On Tuesday, 23 December 2014 at 03:07:10 UTC, Laeeth Isharc wrote:

It would certainly be nice to have matrices, but I also don't think it would be right to say D is dead in water here because it is so far behind. It also seems like the cost of writing such a library is v small vs possible benefit.

I have a longer horizon than the HFT guys, but I still have quite a demand for high performance computing when backtesting a quantitative strategy. A backtest will typically involve
1) Put some data in a database
2) Apply statistical models to appropriate data
3) Create forecast distribution
4) Optimize portfolio given forecast
5) Repeat 2:4 in each period and calculate performance of strategy

The biggest limiting factor to implementing it in D is a mature math/stats library (I understand SciD is a thing, but I have not tried it). Most optimization packages are written in C and could probably be called in D (haven't tried, but I imagine).

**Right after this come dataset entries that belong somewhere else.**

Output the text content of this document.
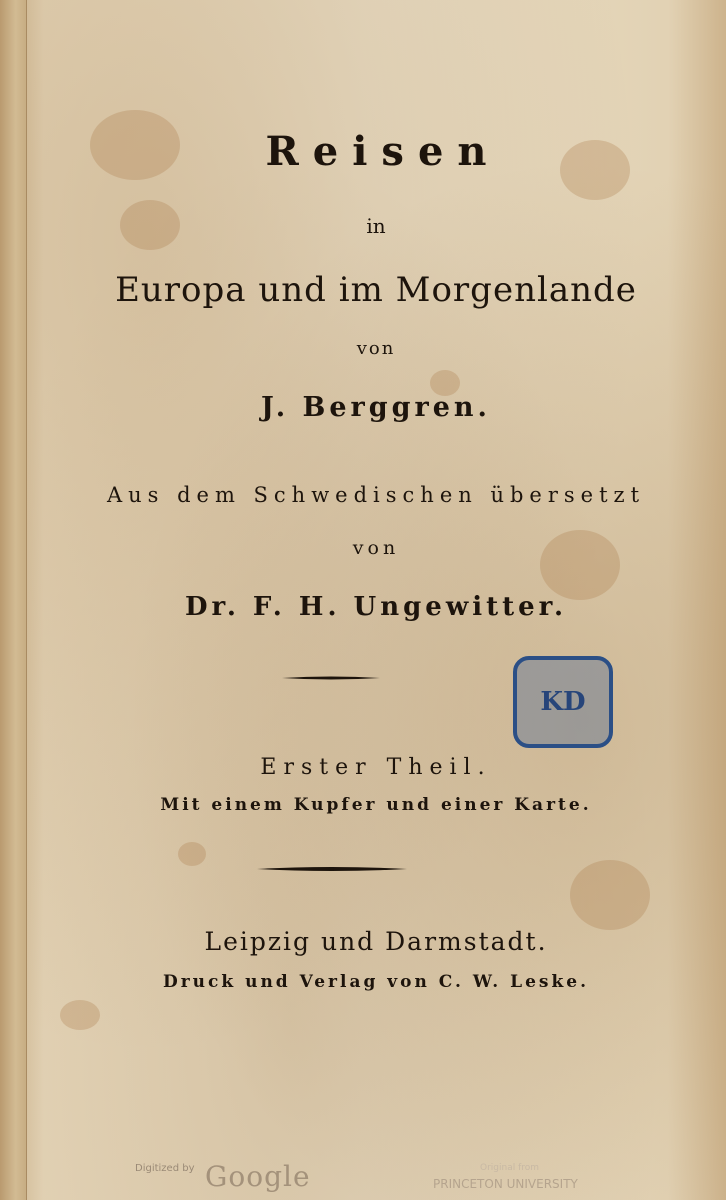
Reisen
in
Europa und im Morgenlande
von
J. Berggren.
Aus dem Schwedischen übersetzt
von
Dr. F. H. Ungewitter.
Erster Theil.
Mit einem Kupfer und einer Karte.
Leipzig und Darmstadt.
Druck und Verlag von C. W. Leske.
KD
Digitized by Google	Original from
PRINCETON UNIVERSITY
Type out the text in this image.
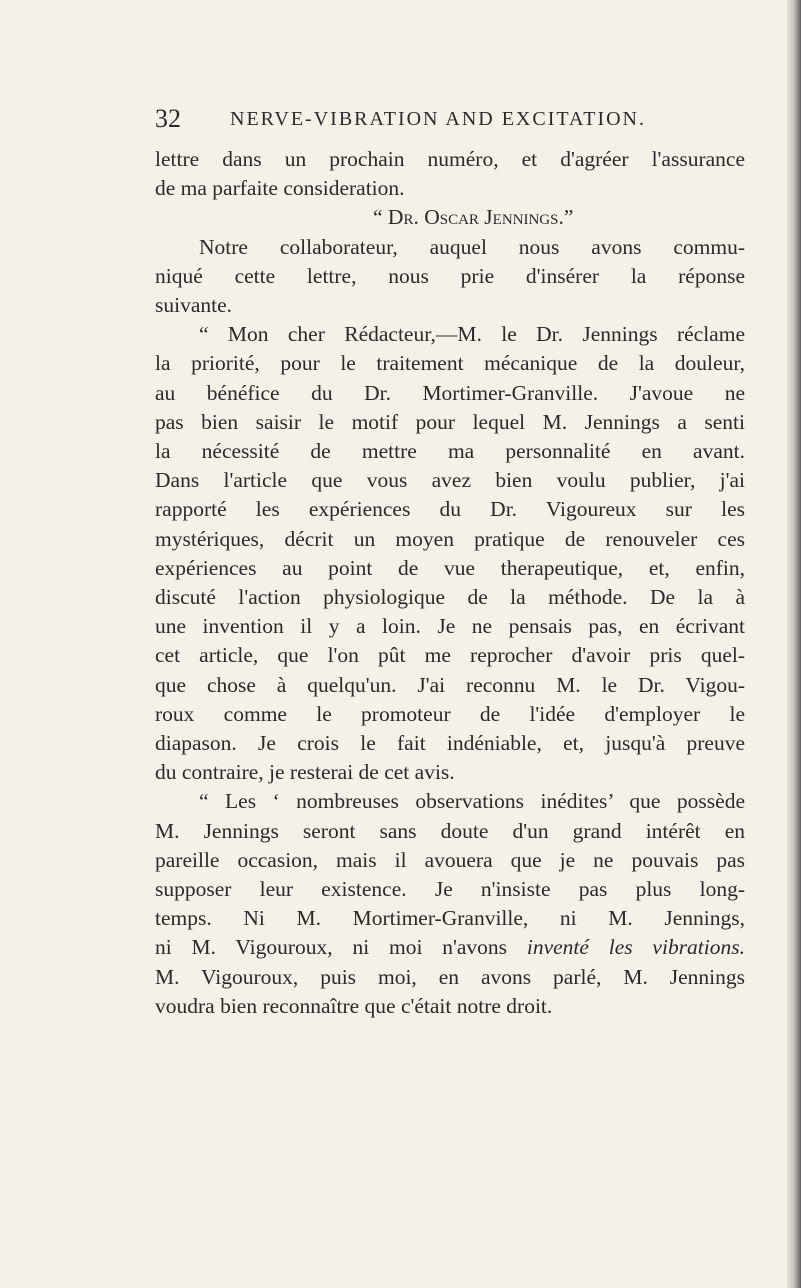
32 NERVE-VIBRATION AND EXCITATION.
lettre dans un prochain numéro, et d'agréer l'assurance
de ma parfaite consideration.
“ Dr. Oscar Jennings.”
Notre collaborateur, auquel nous avons commu-
niqué cette lettre, nous prie d'insérer la réponse
suivante.
“ Mon cher Rédacteur,—M. le Dr. Jennings réclame
la priorité, pour le traitement mécanique de la douleur,
au bénéfice du Dr. Mortimer-Granville. J'avoue ne
pas bien saisir le motif pour lequel M. Jennings a senti
la nécessité de mettre ma personnalité en avant.
Dans l'article que vous avez bien voulu publier, j'ai
rapporté les expériences du Dr. Vigoureux sur les
mystériques, décrit un moyen pratique de renouveler ces
expériences au point de vue therapeutique, et, enfin,
discuté l'action physiologique de la méthode. De la à
une invention il y a loin. Je ne pensais pas, en écrivant
cet article, que l'on pût me reprocher d'avoir pris quel-
que chose à quelqu'un. J'ai reconnu M. le Dr. Vigou-
roux comme le promoteur de l'idée d'employer le
diapason. Je crois le fait indéniable, et, jusqu'à preuve
du contraire, je resterai de cet avis.
“ Les ‘ nombreuses observations inédites’ que possède
M. Jennings seront sans doute d'un grand intérêt en
pareille occasion, mais il avouera que je ne pouvais pas
supposer leur existence. Je n'insiste pas plus long-
temps. Ni M. Mortimer-Granville, ni M. Jennings,
ni M. Vigouroux, ni moi n'avons inventé les vibrations.
M. Vigouroux, puis moi, en avons parlé, M. Jennings
voudra bien reconnaître que c'était notre droit.
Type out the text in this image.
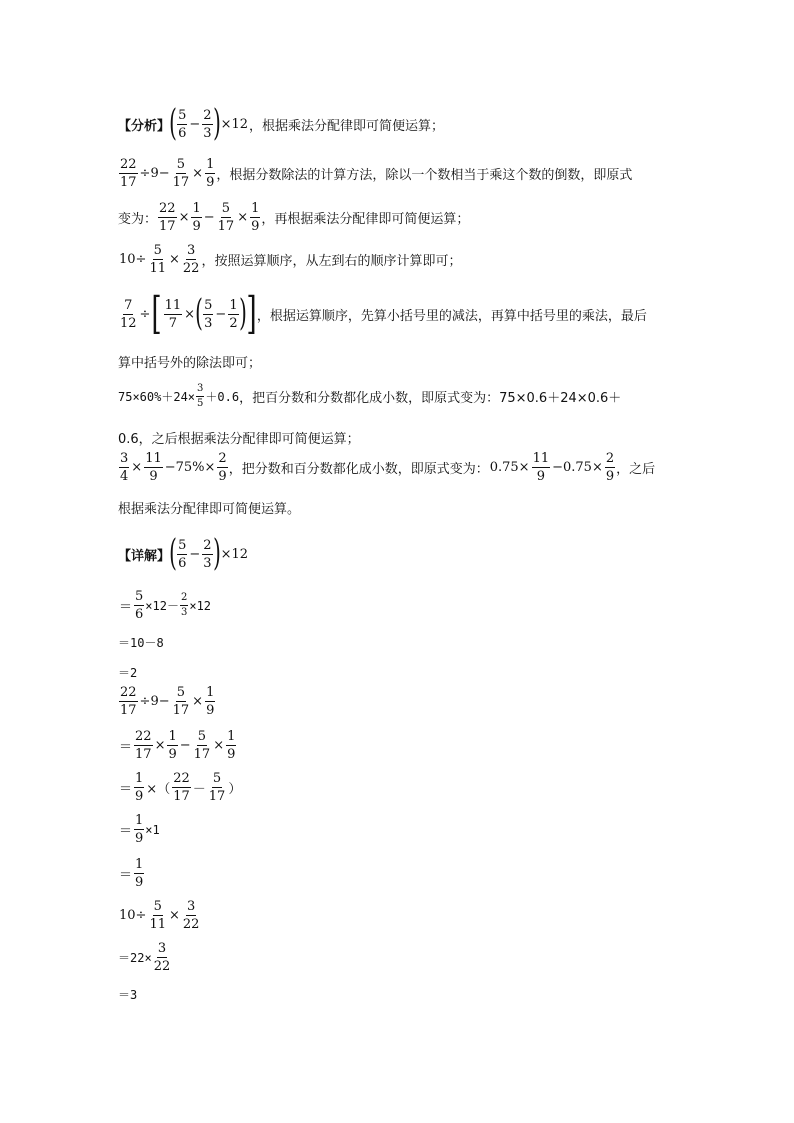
【分析】 ( $\frac{5}{6} - \frac{2}{3}$ ) ×12 ，根据乘法分配律即可简便运算；
$\frac{22}{17} \div 9- \frac{5}{17} \times \frac{1}{9}$ ，根据分数除法的计算方法，除以一个数相当于乘这个数的倒数，即原式
变为： $\frac{22}{17} \times \frac{1}{9} - \frac{5}{17} \times \frac{1}{9}$ ，再根据乘法分配律即可简便运算；
$10\div \frac{5}{11} \times \frac{3}{22}$ ，按照运算顺序，从左到右的顺序计算即可；
$\frac{7}{12}$ ÷ [ $\frac{11}{7}$ × ( $\frac{5}{3} - \frac{1}{2}$ ) ] ，根据运算顺序，先算小括号里的减法，再算中括号里的乘法，最后
算中括号外的除法即可；
$75\times 60\%+24\times \frac{3}{5} +0.6$ ，把百分数和分数都化成小数，即原式变为：75×0.6＋24×0.6＋
0.6，之后根据乘法分配律即可简便运算；
$\frac{3}{4} \times \frac{11}{9} -75\%\times \frac{2}{9}$ ，把分数和百分数都化成小数，即原式变为： $0.75\times \frac{11}{9} -0.75\times \frac{2}{9}$ ，之后
根据乘法分配律即可简便运算。
【详解】 ( $\frac{5}{6} - \frac{2}{3}$ ) ×12
＝ $\frac{5}{6} \times 12- \frac{2}{3} \times 12$
＝10－8
＝2
$\frac{22}{17} \div 9- \frac{5}{17} \times \frac{1}{9}$
＝ $\frac{22}{17} \times \frac{1}{9} - \frac{5}{17} \times \frac{1}{9}$
＝ $\frac{1}{9}$ ×（ $\frac{22}{17} - \frac{5}{17}$ ）
＝ $\frac{1}{9} \times 1$
＝ $\frac{1}{9}$
$10\div \frac{5}{11} \times \frac{3}{22}$
$=22\times \frac{3}{22}$
＝3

There's a mysql module for D, though I think python has much better options here (I have been pretty impressed with blaze). Python's Pandas is also pretty helpful, but as it is built upon numpy, something equivalent would need to built upon a matrix library in D.

I think it would also be helpful for bindings to Julia and C++ (so I can use MC Stan or Quantlib). I think the pyd project is pretty important. Might be good to write up an example using it for a finance application.